DeepEP icon indicating copy to clipboard operation
DeepEP copied to clipboard

Benchmark test over RoCE network

Open yanminjia opened this issue 9 months ago • 18 comments

We ran test_internode.py over RoCE network with 4 H800 servers with 8 GPUs as per one server. But the test result is pretty poor by comparing with the case of 4 H800-servers on IB network.

case#1, 4 H800 servers on IB network Image

case#2, 4 H800 servers on RoCE nework

[tuning] Best dispatch (FP8): SMs 24, NVL chunk 8, RDMA chunk 8: 29.92 GB/s (RDMA), 60.35 GB/s (NVL)
[tuning] Best dispatch (BF16): SMs 24, NVL chunk 12, RDMA chunk 4: 29.54 GB/s (RDMA), 59.58 GB/s (NVL)
[tuning] Best combine: SMs 24, NVL chunk 1, RDMA chunk 16: 13.59 GB/s (RDMA), 27.41 GB/s (NVL)

I am not sure if we have the benchmark test result on RoCE network. Additionally, it would be highly appreciated if any comment.

Many thanks.

yanminjia avatar Mar 19 '25 06:03 yanminjia

  • If you didn't enable adaptive routing in your RoCE network environment, there may be some routing issue. You can check the perf counters on the NIC to see if there is congestion.
  • If you enabled adaptive routing, this might be related to performance issues with RDMA atomics on RoCE networks.

sphish avatar Mar 19 '25 06:03 sphish

Adaptive routing is not enabled on our RoCE network. In fact, adaptive routing is not always available on RoCE network. Additionally, based on my understanding, adaptive routing is used for better traffic balance based on per-packet hashing on the switch side. And I don't think it can resolve the congestion problem. After all, in case of the traffic behavior of DeepEP, the traffic from multiple rdma_ranks will go into the same target rdma_rank even if adaptive routing is enabled.

yanminjia avatar Mar 19 '25 07:03 yanminjia

Even though traffic from multiple rdma_ranks flows into the same destination rdma_rank, congestion won't occur as long as the traffic is distributed evenly. In DeepEP, the main causes of uneven traffic distribution are:

  1. Uneven routing
  2. Uneven workload
  3. Uneven sending behavior

The latter two factors aren't significant in our test cases. In our experiments, we found that once you enable adaptive routing to address the uneven routing issue, we observe almost no congestion when running test_internode.py. However, ECMP (Equal-Cost Multi-Path) routing almost always results in routing collisions.

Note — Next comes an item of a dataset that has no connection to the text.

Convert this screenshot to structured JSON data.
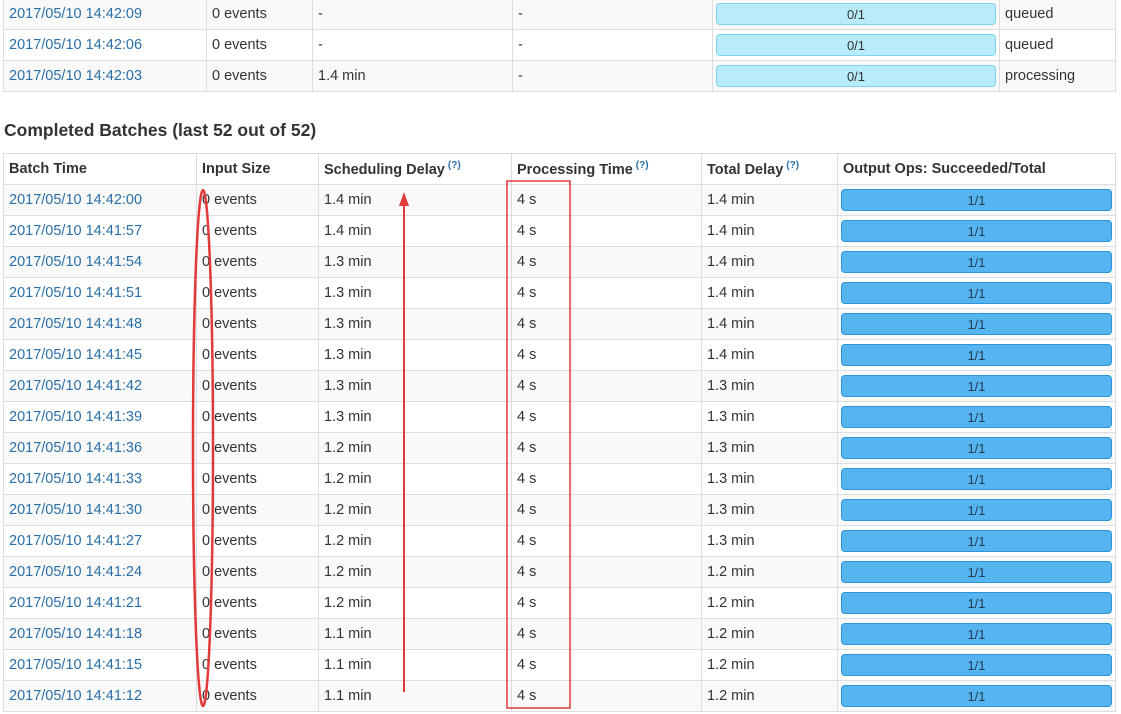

Adaptive routing is not enabled on our RoCE network. In fact, adaptive routing is not always available on RoCE network. Additionally, based on my understanding, adaptive routing is used for better traffic balance based on per-packet hashing on the switch side. And I don't think it can resolve the congestion problem. After all, in case of the traffic behavior of DeepEP, the traffic from multiple rdma_ranks will go into the same target rdma_rank even if adaptive routing is enabled.

sphish avatar Mar 19 '25 08:03 sphish

We tested an early version of DeepEP (without atomic operations) on a RoCE network. When using the default ECMP routing, we also observed huge performance degradation. However, after switching to static routing, the performance became nearly identical to that of InfiniBand.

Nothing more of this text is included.